Wednesday, November 5, 2008

Clear Confusion

Although I am only half way through the week, it has been confusing and a bit frustrating on the professional and personal fronts. I had a very difficult time painting today. I felt blocked. I am blocked. Confusion is blocking me. Okay, to me honest I'm allowing confusion to block me but I haven't found the way to jump that wall yet.

When I feel frustrated, I can continue to work. I somehow can push the feelings aside and allow my creative side out. Confusion is a different animal. It feels like a fog. It permeates into every nook and cranny on my head and heart. I feel clumsy and stumble around, feeling way. This is also how I feel when I attempt to create, clumsy, foggy. I wasn't able today to return to paintings I had started earlier. I couldn't "see" what had to be done next. So I decided to move on to new paintings.

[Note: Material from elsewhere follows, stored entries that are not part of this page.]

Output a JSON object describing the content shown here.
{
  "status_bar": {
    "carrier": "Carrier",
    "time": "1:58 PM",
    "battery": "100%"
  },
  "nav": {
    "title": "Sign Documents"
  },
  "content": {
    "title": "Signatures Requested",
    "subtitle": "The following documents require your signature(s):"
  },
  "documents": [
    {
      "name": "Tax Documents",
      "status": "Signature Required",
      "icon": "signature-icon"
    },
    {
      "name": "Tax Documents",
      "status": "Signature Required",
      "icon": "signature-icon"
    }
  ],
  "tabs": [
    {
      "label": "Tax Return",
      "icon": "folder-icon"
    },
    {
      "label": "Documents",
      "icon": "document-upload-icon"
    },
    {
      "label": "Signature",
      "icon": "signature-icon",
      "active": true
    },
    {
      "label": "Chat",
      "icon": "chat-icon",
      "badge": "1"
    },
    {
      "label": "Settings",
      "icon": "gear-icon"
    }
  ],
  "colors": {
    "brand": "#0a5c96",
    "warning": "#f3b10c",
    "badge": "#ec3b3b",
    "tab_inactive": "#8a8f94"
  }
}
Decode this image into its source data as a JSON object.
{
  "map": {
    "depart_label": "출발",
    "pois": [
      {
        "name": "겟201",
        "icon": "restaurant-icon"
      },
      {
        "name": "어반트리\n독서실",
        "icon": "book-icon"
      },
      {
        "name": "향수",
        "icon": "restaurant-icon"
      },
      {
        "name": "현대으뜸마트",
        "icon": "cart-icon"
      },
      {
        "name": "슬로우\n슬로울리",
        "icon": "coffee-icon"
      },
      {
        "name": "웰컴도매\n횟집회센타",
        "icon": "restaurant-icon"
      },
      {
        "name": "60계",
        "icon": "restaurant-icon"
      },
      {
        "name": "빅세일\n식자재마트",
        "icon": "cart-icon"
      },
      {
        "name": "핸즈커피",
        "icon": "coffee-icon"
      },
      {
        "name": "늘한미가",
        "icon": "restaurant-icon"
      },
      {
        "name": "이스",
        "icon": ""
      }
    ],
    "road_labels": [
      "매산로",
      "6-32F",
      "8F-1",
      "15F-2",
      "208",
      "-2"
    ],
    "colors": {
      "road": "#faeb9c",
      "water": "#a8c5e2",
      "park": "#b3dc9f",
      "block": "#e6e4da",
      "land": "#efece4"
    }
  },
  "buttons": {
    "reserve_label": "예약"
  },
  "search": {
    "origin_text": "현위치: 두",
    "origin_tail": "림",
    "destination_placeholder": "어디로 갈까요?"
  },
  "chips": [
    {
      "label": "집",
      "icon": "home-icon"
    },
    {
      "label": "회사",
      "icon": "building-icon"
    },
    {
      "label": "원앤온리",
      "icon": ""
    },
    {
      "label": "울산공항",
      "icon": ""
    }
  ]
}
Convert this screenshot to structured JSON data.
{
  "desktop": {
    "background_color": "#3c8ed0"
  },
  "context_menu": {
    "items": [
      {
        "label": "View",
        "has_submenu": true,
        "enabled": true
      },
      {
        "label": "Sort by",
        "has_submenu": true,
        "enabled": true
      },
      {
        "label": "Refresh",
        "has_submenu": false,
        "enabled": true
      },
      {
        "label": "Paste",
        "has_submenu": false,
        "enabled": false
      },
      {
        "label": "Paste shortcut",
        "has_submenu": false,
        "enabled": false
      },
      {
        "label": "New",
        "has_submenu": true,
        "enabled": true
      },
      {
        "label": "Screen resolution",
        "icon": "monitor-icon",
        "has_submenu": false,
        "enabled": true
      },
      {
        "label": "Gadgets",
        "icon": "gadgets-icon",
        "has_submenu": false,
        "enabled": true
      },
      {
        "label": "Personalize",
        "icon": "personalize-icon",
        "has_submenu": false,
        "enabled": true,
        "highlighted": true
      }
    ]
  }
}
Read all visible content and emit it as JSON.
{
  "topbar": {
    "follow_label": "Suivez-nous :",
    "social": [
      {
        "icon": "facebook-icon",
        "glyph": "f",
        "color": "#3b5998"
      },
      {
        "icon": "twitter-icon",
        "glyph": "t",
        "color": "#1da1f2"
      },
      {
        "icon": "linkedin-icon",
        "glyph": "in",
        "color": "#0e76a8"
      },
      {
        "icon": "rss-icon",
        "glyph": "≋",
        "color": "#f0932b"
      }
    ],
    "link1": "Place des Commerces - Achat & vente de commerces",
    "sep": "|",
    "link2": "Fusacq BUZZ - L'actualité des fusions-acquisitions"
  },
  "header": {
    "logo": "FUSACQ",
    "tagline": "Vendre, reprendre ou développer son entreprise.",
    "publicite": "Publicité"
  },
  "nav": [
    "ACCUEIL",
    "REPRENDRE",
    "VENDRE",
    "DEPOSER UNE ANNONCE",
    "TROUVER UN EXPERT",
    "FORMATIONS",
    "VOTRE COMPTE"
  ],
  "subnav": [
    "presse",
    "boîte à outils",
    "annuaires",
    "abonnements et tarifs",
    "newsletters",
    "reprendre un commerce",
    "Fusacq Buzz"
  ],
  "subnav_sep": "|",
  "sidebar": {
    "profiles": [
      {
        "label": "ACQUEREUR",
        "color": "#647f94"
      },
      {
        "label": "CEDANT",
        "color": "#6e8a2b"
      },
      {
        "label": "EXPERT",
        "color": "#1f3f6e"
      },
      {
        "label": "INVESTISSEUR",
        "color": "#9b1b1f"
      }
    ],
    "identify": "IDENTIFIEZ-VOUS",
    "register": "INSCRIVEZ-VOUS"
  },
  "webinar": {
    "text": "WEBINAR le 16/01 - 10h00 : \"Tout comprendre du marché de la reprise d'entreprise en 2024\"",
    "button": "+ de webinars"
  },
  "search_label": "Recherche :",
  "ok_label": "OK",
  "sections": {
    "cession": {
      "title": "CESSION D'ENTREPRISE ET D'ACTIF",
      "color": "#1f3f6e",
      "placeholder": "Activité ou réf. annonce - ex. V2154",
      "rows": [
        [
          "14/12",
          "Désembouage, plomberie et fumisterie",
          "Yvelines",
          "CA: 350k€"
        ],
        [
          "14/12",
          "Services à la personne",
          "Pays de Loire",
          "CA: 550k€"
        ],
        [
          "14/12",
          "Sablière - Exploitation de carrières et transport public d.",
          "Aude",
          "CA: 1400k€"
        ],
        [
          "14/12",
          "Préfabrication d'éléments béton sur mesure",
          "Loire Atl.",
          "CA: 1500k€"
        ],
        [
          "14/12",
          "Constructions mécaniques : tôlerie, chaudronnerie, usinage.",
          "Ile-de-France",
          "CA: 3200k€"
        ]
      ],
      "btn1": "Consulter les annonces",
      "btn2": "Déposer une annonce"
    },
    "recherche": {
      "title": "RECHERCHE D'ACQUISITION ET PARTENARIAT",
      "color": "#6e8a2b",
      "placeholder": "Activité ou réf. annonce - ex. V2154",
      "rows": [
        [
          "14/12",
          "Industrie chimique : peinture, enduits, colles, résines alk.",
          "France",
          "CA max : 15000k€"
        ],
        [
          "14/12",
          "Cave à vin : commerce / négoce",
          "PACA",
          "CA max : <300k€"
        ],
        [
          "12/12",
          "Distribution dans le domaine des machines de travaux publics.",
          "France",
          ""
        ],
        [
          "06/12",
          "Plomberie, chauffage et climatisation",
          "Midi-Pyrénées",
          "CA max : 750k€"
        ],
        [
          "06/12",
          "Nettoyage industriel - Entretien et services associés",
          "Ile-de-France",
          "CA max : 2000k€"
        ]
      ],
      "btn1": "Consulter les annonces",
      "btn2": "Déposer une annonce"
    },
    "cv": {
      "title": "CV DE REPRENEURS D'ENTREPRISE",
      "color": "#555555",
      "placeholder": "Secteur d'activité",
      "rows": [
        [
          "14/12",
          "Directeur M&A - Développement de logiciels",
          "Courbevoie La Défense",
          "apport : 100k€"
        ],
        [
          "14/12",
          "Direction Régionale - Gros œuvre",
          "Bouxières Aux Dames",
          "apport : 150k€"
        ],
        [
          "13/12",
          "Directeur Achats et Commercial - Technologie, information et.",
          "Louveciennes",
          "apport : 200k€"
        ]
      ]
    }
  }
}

I had some blank boards lying around, already prepared. I set it up and was already to go. I stared at the blank black board. No image emerged. No colors emerged. Nothing but static. It reminded me of when I was a kid and we use an antenna to get TV reception. Some days the picture was clear and others filled with static so that I could barely make out the picture on the TV. Today was static. Needless to say, I didn't start the new painting.

I'll try again tomorrow. I'm hoping the forecast calls for a lifting fog and a clear day.